A key factor in recognizing a toxic relationship is how you feel when you aren’t with this person. Do you feel at peace or in a state of anxiety worrying about this person? Or when you are with them are you on edge and watching everything that you say; do you feel that you can’t voice your own opinion? They likely seem to make everything about them at every opportunity they get. At some point in time you may feel like venting to them, but they don’t care to listen and try to change the topic or they “hear you out,” and in the end they say that it’s “not that bad.” Also, they don’t like you trying new things, like meeting new people or doing another activity. When you try they may say that it’s stupid, pointless, and that you should quit.

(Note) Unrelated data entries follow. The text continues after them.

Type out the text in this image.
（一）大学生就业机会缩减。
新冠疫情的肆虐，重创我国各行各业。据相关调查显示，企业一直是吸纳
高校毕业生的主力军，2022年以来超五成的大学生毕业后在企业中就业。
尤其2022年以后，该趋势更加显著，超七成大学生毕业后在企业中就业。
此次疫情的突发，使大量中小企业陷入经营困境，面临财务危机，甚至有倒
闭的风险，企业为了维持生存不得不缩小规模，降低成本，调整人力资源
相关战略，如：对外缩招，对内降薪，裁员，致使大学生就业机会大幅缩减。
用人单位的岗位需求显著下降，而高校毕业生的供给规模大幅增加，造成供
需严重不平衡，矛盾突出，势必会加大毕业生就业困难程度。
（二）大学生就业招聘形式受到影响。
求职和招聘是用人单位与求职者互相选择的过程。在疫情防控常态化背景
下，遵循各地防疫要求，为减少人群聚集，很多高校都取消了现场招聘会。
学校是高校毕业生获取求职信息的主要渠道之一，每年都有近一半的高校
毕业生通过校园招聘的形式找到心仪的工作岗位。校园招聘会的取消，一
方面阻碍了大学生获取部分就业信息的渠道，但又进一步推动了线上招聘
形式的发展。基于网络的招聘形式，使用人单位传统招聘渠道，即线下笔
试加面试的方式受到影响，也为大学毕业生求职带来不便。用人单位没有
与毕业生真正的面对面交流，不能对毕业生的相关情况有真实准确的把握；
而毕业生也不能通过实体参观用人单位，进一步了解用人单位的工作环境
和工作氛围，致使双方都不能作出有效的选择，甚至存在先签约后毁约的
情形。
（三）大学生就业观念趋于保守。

They don’t want you to grow as a person or realize that you are someone without them.

“After carrying on the friendship for almost 2 years I finally realized how needy and clingy she was and [how] judgemental over my life like the decisions I made and it made me feel like I was doing everything in my life wrong. So I told her we shouldn’t be friends anymore and stopped talking and hanging out around her,” said junior Noelani Luia, going through it herself.

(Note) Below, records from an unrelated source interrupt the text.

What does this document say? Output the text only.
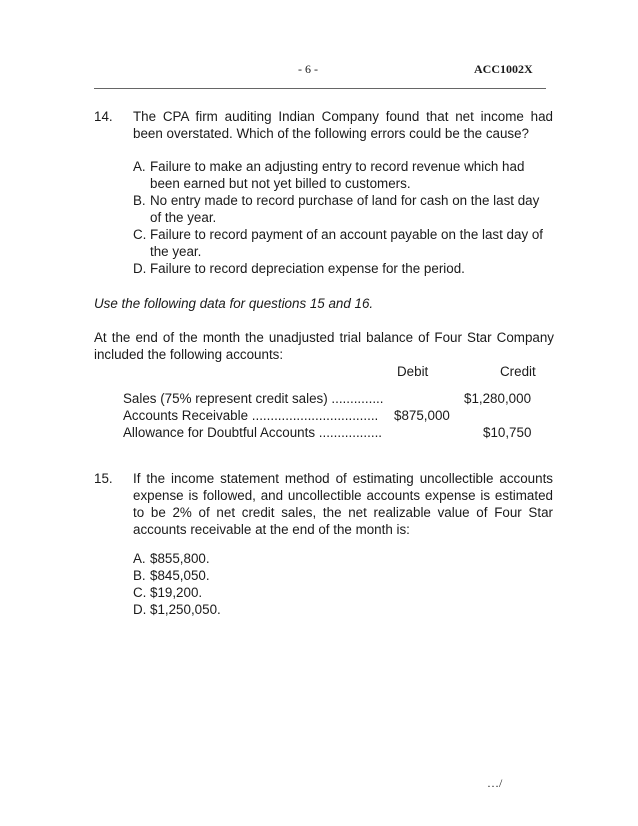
- 6 -	ACC1002X
14. The CPA firm auditing Indian Company found that net income had been overstated. Which of the following errors could be the cause?
A. Failure to make an adjusting entry to record revenue which had
been earned but not yet billed to customers.
B. No entry made to record purchase of land for cash on the last day
of the year.
C. Failure to record payment of an account payable on the last day of
the year.
D. Failure to record depreciation expense for the period.
Use the following data for questions 15 and 16.
At the end of the month the unadjusted trial balance of Four Star Company included the following accounts:
Debit	Credit
Sales (75% represent credit sales) ..............	$1,280,000
Accounts Receivable .................................. $875,000
Allowance for Doubtful Accounts .................	$10,750
15. If the income statement method of estimating uncollectible accounts expense is followed, and uncollectible accounts expense is estimated to be 2% of net credit sales, the net realizable value of Four Star accounts receivable at the end of the month is:
A. $855,800.
B. $845,050.
C. $19,200.
D. $1,250,050.
…/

A toxic relationship can affect you mentally and physically making them unhealthy. Depending on the relationship it could lead to depression, stress, and anxiety. People tend to stick with this relationship because they feel like they will be left alone and that no one will accept them anymore because the toxic person mentally scarred you into thinking that they are nothing without them. It could get to the point where you don’t see the fine line where it’s unhealthy and you feel like what you do for them is a social norm and that everyone does this.

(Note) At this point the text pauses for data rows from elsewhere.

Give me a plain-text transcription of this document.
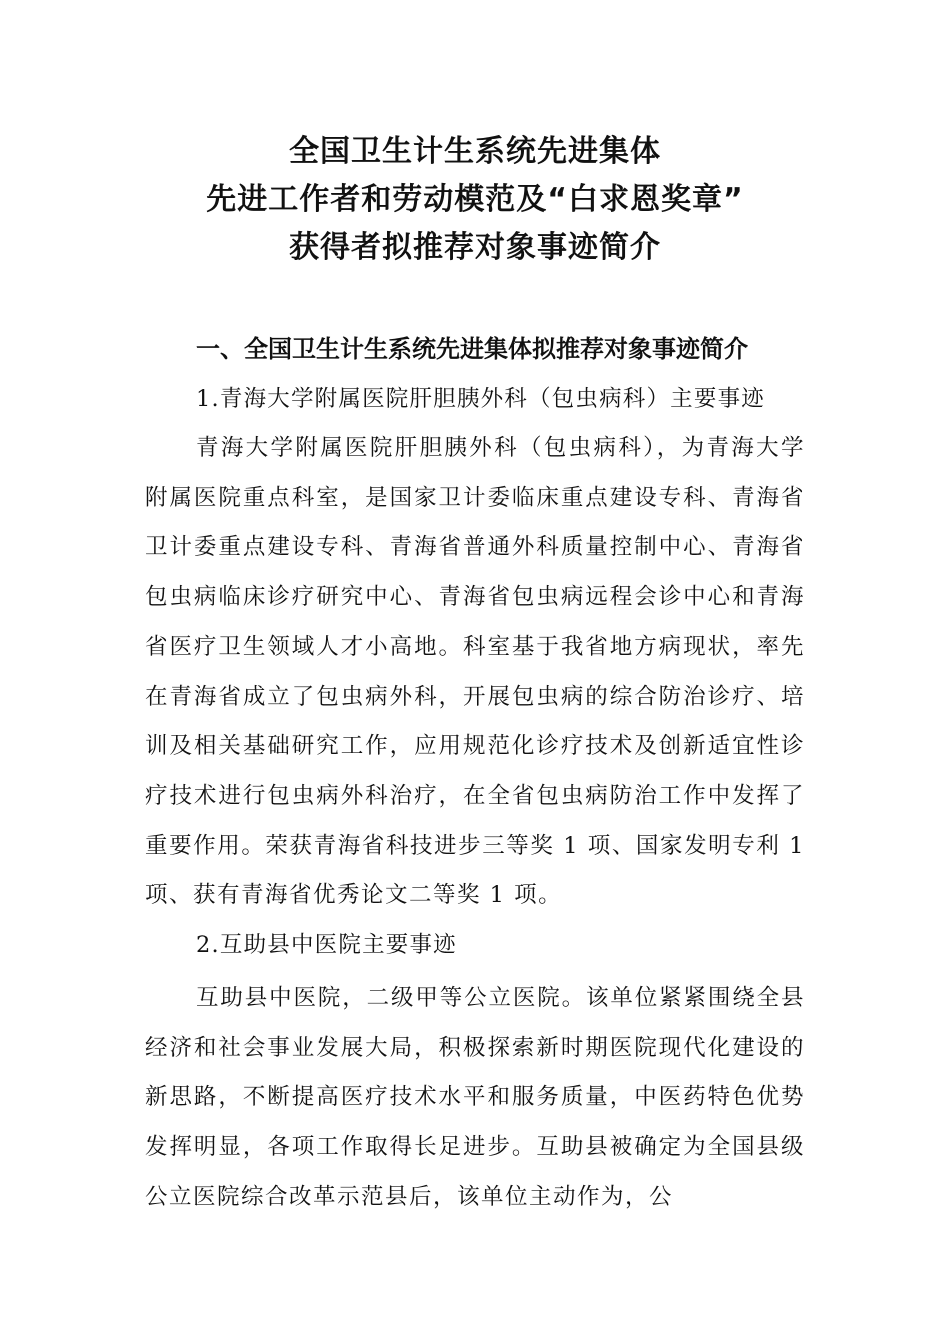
全国卫生计生系统先进集体
先进工作者和劳动模范及“白求恩奖章”
获得者拟推荐对象事迹简介
一、全国卫生计生系统先进集体拟推荐对象事迹简介
1.青海大学附属医院肝胆胰外科（包虫病科）主要事迹

青海大学附属医院肝胆胰外科（包虫病科），为青海大学附属医院重点科室，是国家卫计委临床重点建设专科、青海省卫计委重点建设专科、青海省普通外科质量控制中心、青海省包虫病临床诊疗研究中心、青海省包虫病远程会诊中心和青海省医疗卫生领域人才小高地。科室基于我省地方病现状，率先在青海省成立了包虫病外科，开展包虫病的综合防治诊疗、培训及相关基础研究工作，应用规范化诊疗技术及创新适宜性诊疗技术进行包虫病外科治疗，在全省包虫病防治工作中发挥了重要作用。荣获青海省科技进步三等奖 1 项、国家发明专利 1 项、获有青海省优秀论文二等奖 1 项。

2.互助县中医院主要事迹

互助县中医院，二级甲等公立医院。该单位紧紧围绕全县经济和社会事业发展大局，积极探索新时期医院现代化建设的新思路，不断提高医疗技术水平和服务质量，中医药特色优势发挥明显，各项工作取得长足进步。互助县被确定为全国县级公立医院综合改革示范县后，该单位主动作为，公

“Sometimes, when people are in a toxic friendship or relationship, they don’t realize how bad it is for them and how it negatively impacts them. It’s almost as if they’re making such an effort to fix things and make things work that they can’t see the big picture,” said junior Julia Schulte, who has had friends that have been in a toxic situation.

In the end, the best thing is getting rid of that relationship. It’s something not many people can do, because they get scared and feel like they could never do it, especially when it’s someone you’ve been friends with for a long time. What you can do is be up front with this person and stand up for yourself; it’s a scary thing but it’s for the better. Second, give them another chance to see if they will actually change and be a good friend, if not they weren’t really your friend. Third, find people who are actually there for you and care about your well being, surround yourself with positive people who have your back and will help you along the way. Fourth, break off ties with this person; this is a big step, but just think of the outcome and how much stress will be off your shoulders. It’s hard because this can mean ignoring them at all times, like avoiding their texts, calls, or at any point in time.

At this point you feel the urge of going back and forgetting everything that was in the past, but do the best for yourself. You deserve it. You shouldn’t have to deal with this person constantly putting you down or feeling a sense of anxiety just thinking of the person. Do the best thing for yourself and get yourself out of this hole that you have dug. It may seem like a long way up, but it’s just an illusion that the person created for you and it’s as simple as going up a flight of stairs, maybe even easier.

“In order to avoid [toxic friendships] they should find people who appreciate them & let them be themselves and only change them for the better, and not degrade them,” Luia said.